Beberapa kader partai tersebut memprotes, bahwa pendiri partai atau majelis tinggi partai tidak bisa seenaknya mengambilalih kewenangan Ketua Umum dengan melanggar etika dan AD/ART partai.
Sekali lagi, peristiwa politik yang dimainkan pendiri kedua partai tersebut (Nasdem dan Demokrat) hanyalah sebagai contoh terbaru. Beberapa pendiri partai lain tidak sepi dari lagak pemilik partai tersebut. Walaupun sudah ada satu-dua partai yang sudah merdeka dari bayang-bayang kekuasaan sebagai pemilik oleh pendirinya.
Pendiri partai, tentulah mesti dihargai dan dihormati. Sepantasnyalah dicatat (diabadikan) dalam sejarah partai.
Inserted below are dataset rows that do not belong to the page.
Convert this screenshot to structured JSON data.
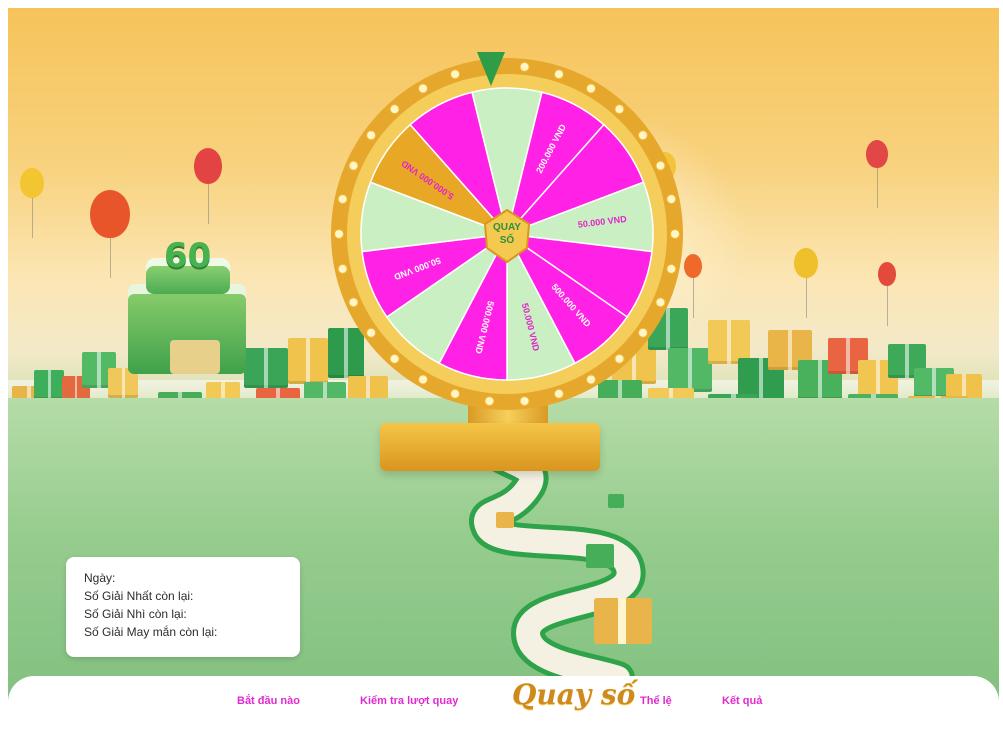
{
  "colors": {
    "magenta": "#ff22e6",
    "mint": "#c9efc3",
    "gold": "#e9a726",
    "wheel_green": "#55c15b",
    "nav_text": "#e12ad0"
  },
  "wheel": {
    "center_line1": "QUAY",
    "center_line2": "SỐ",
    "segments": [
      {
        "color": "magenta",
        "text": ""
      },
      {
        "color": "mint",
        "text": ""
      },
      {
        "color": "magenta",
        "text": "200.000 VND"
      },
      {
        "color": "magenta",
        "text": ""
      },
      {
        "color": "mint",
        "text": "50.000 VND"
      },
      {
        "color": "magenta",
        "text": ""
      },
      {
        "color": "magenta",
        "text": "500.000 VND"
      },
      {
        "color": "mint",
        "text": "50.000 VND"
      },
      {
        "color": "magenta",
        "text": "500.000 VND"
      },
      {
        "color": "mint",
        "text": ""
      },
      {
        "color": "magenta",
        "text": "50.000 VND"
      },
      {
        "color": "mint",
        "text": ""
      },
      {
        "color": "gold",
        "text": "5.000.000 VND"
      }
    ]
  },
  "cake_label": "60",
  "info": {
    "line1": "Ngày:",
    "line2": "Số Giải Nhất còn lại:",
    "line3": "Số Giải Nhì còn lại:",
    "line4": "Số Giải May mắn còn lại:"
  },
  "nav": {
    "start": "Bắt đầu nào",
    "check": "Kiểm tra lượt quay",
    "title": "Quay số",
    "rules": "Thể lệ",
    "results": "Kết quả"
  }
}
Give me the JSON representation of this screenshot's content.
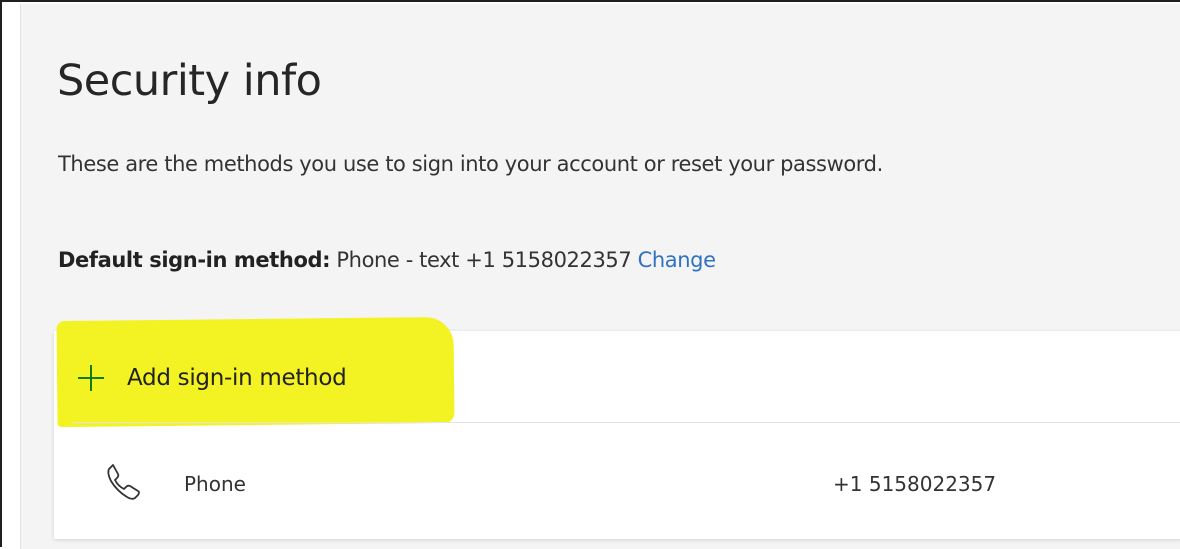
{
  "page": {
    "title": "Security info",
    "description": "These are the methods you use to sign into your account or reset your password."
  },
  "default_method": {
    "label": "Default sign-in method:",
    "value": "Phone - text +1 5158022357",
    "change_label": "Change"
  },
  "actions": {
    "add_method_label": "Add sign-in method"
  },
  "methods": [
    {
      "name": "Phone",
      "value": "+1 5158022357",
      "icon": "phone-icon"
    }
  ],
  "colors": {
    "accent_link": "#2f72c4",
    "plus_icon": "#107c10",
    "highlight": "#f3f21c"
  }
}
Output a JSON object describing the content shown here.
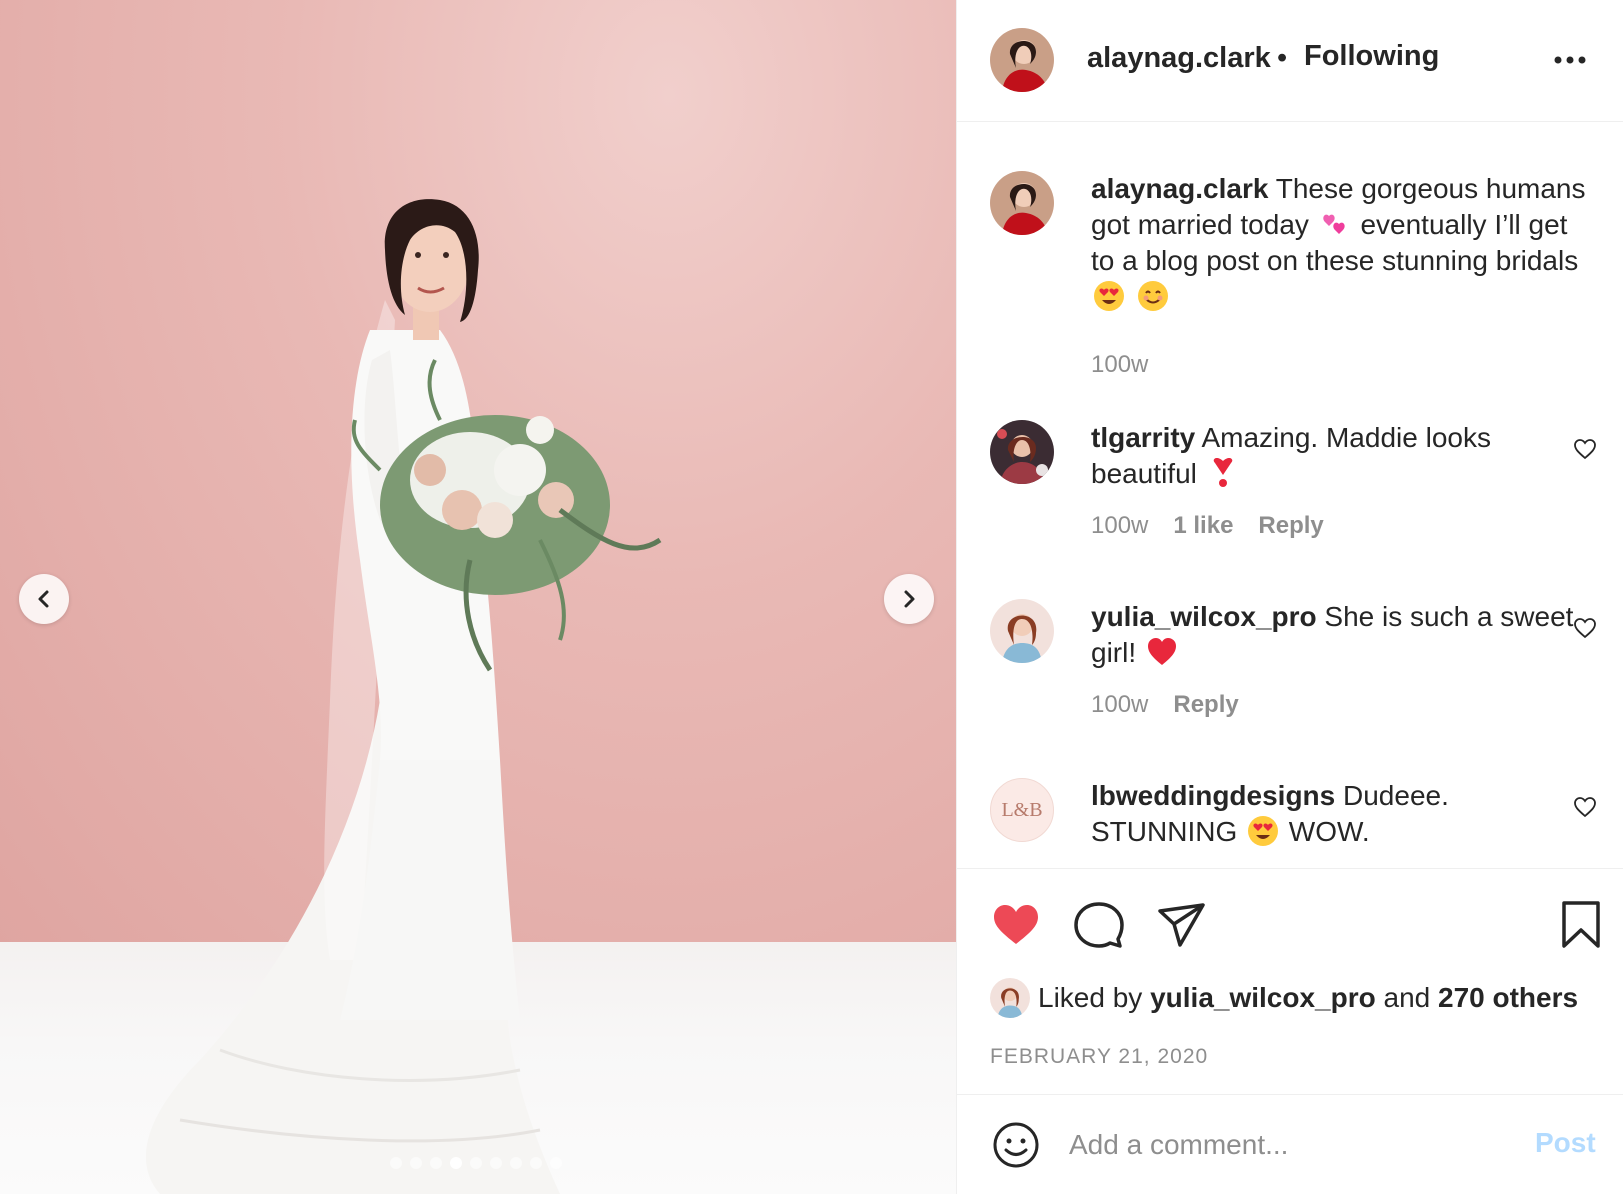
{
  "header": {
    "username": "alaynag.clark",
    "separator": "•",
    "follow_status": "Following",
    "more_icon": "more-horizontal-icon"
  },
  "caption": {
    "username": "alaynag.clark",
    "text_part1": "These gorgeous humans got married today",
    "text_part2": "eventually I’ll get to a blog post on these stunning bridals",
    "timestamp": "100w"
  },
  "comments": [
    {
      "username": "tlgarrity",
      "text": "Amazing. Maddie looks beautiful",
      "timestamp": "100w",
      "likes": "1 like",
      "reply_label": "Reply"
    },
    {
      "username": "yulia_wilcox_pro",
      "text": "She is such a sweet girl!",
      "timestamp": "100w",
      "reply_label": "Reply"
    },
    {
      "username": "lbweddingdesigns",
      "text_part1": "Dudeee. STUNNING",
      "text_part2": "WOW.",
      "avatar_text": "L&B"
    }
  ],
  "actions": {
    "liked_prefix": "Liked by",
    "liked_user": "yulia_wilcox_pro",
    "liked_and": "and",
    "liked_others": "270 others",
    "date": "FEBRUARY 21, 2020"
  },
  "add_comment": {
    "placeholder": "Add a comment...",
    "post_label": "Post"
  },
  "carousel": {
    "total": 9,
    "active_index": 3
  },
  "colors": {
    "like_red": "#ed4956",
    "post_disabled": "#b3dbff",
    "secondary_text": "#8e8e8e"
  }
}
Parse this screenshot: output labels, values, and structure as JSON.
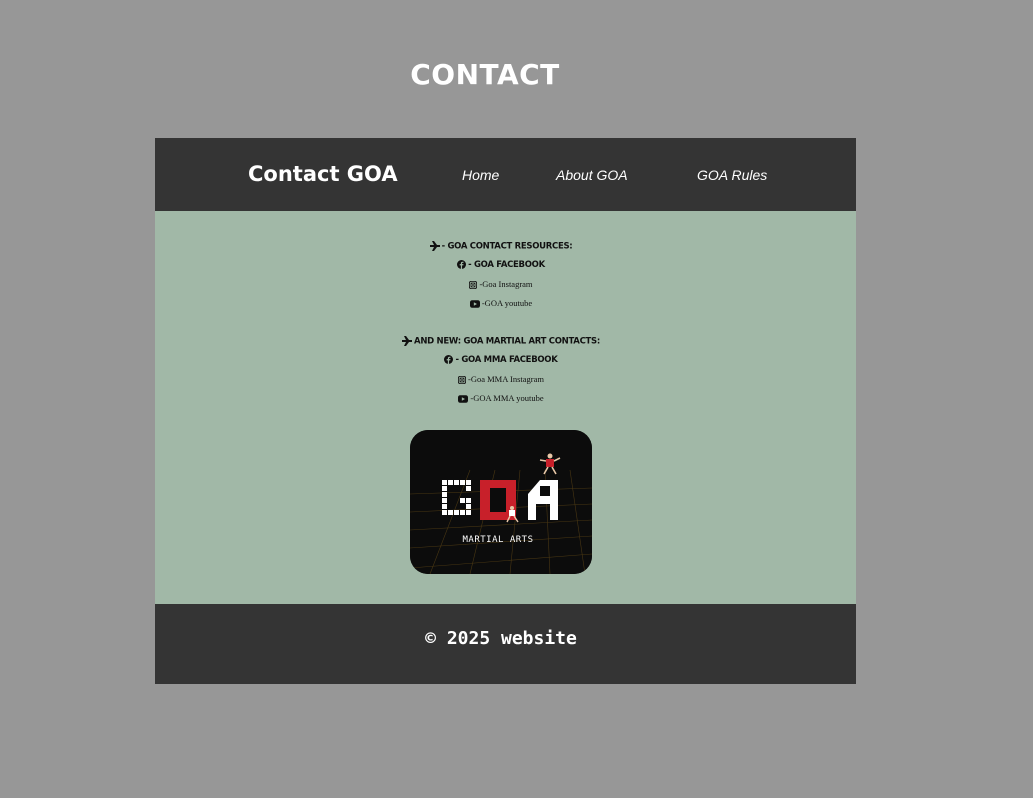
{
  "page": {
    "heading": "CONTACT"
  },
  "nav": {
    "brand": "Contact GOA",
    "links": [
      {
        "label": "Home",
        "icon": "none"
      },
      {
        "label": "About GOA",
        "icon": "none"
      },
      {
        "label": "GOA Rules",
        "icon": "none"
      }
    ]
  },
  "resources": {
    "heading": "- GOA CONTACT RESOURCES:",
    "heading_icon": "plane-icon",
    "links": [
      {
        "label": "- GOA FACEBOOK",
        "icon": "facebook-icon",
        "style": "title"
      },
      {
        "label": "-Goa Instagram",
        "icon": "instagram-icon",
        "style": "sub"
      },
      {
        "label": "-GOA youtube",
        "icon": "youtube-icon",
        "style": "sub"
      }
    ]
  },
  "martial": {
    "heading": "AND NEW: GOA MARTIAL ART CONTACTS:",
    "heading_icon": "plane-icon",
    "links": [
      {
        "label": "- GOA MMA FACEBOOK",
        "icon": "facebook-icon",
        "style": "title"
      },
      {
        "label": "-Goa MMA Instagram",
        "icon": "instagram-icon",
        "style": "sub"
      },
      {
        "label": "-GOA MMA youtube",
        "icon": "youtube-icon",
        "style": "sub"
      }
    ]
  },
  "logo": {
    "caption": "MARTIAL ARTS",
    "letters": "GOA",
    "colors": {
      "accent": "#c8202a",
      "background": "#0c0c0c",
      "grid": "#7a5a1a"
    }
  },
  "footer": {
    "text": "© 2025 website"
  },
  "colors": {
    "page_bg": "#979797",
    "bar_bg": "#343434",
    "content_bg": "#a1b8a7",
    "text_light": "#ffffff"
  }
}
Ajaran, saran dan pendapat mereka yang sesuai dengan visi, misi dan konstitusi partai dan negara, juga sepantasnya dihormati dan dikembangkan. Tetapi, inisiator, pendiri atau apapun sebutannya bukanlah pemegang saham atau pemilik partai.
Partai itu bukan badan usaha, seperti perseroan apalagi badan usaha komanditer. Partai politik itu adalah badan publik. Badan Publik itu adalah lembaga eksekutif, legislatif, yudikatif dan badan lain yang fungsi dan tugas pokoknya berkaitan dengan penyelenggaraan negara, yang sebagian atau seluruh dananya bersumber dari APBN/APBD, atau organisasi nonpemerintah, bukan hanya partai politik, juga LSM, perkumpulan, serta organisasi lainnya yang mengelola atau menggunakan dana yang sebagian atau seluruhnya bersumber dari APBN/APBD, sumbangan masyarakat, dan/atau luar negeri.
Kendati dalam UU Partai Politik terbaru sekali pun (UU No.2 Tahun 2011) tidak ada penyebutan secara eksplisit tentang parpol adalah badan publik (milik publik), tetapi dari posisi (eksistensi), fungsi dan pendanaannya, sangat terang keberadaannya sebagai badan publik. Dalam konteks undang-undang keterbukaan informasi publik pun, parpol termasuk badan publik, hal mana setiap badan publik wajib menginformasikan kinerjanya kepada masyarakat, termasuk soal laporan keuangan.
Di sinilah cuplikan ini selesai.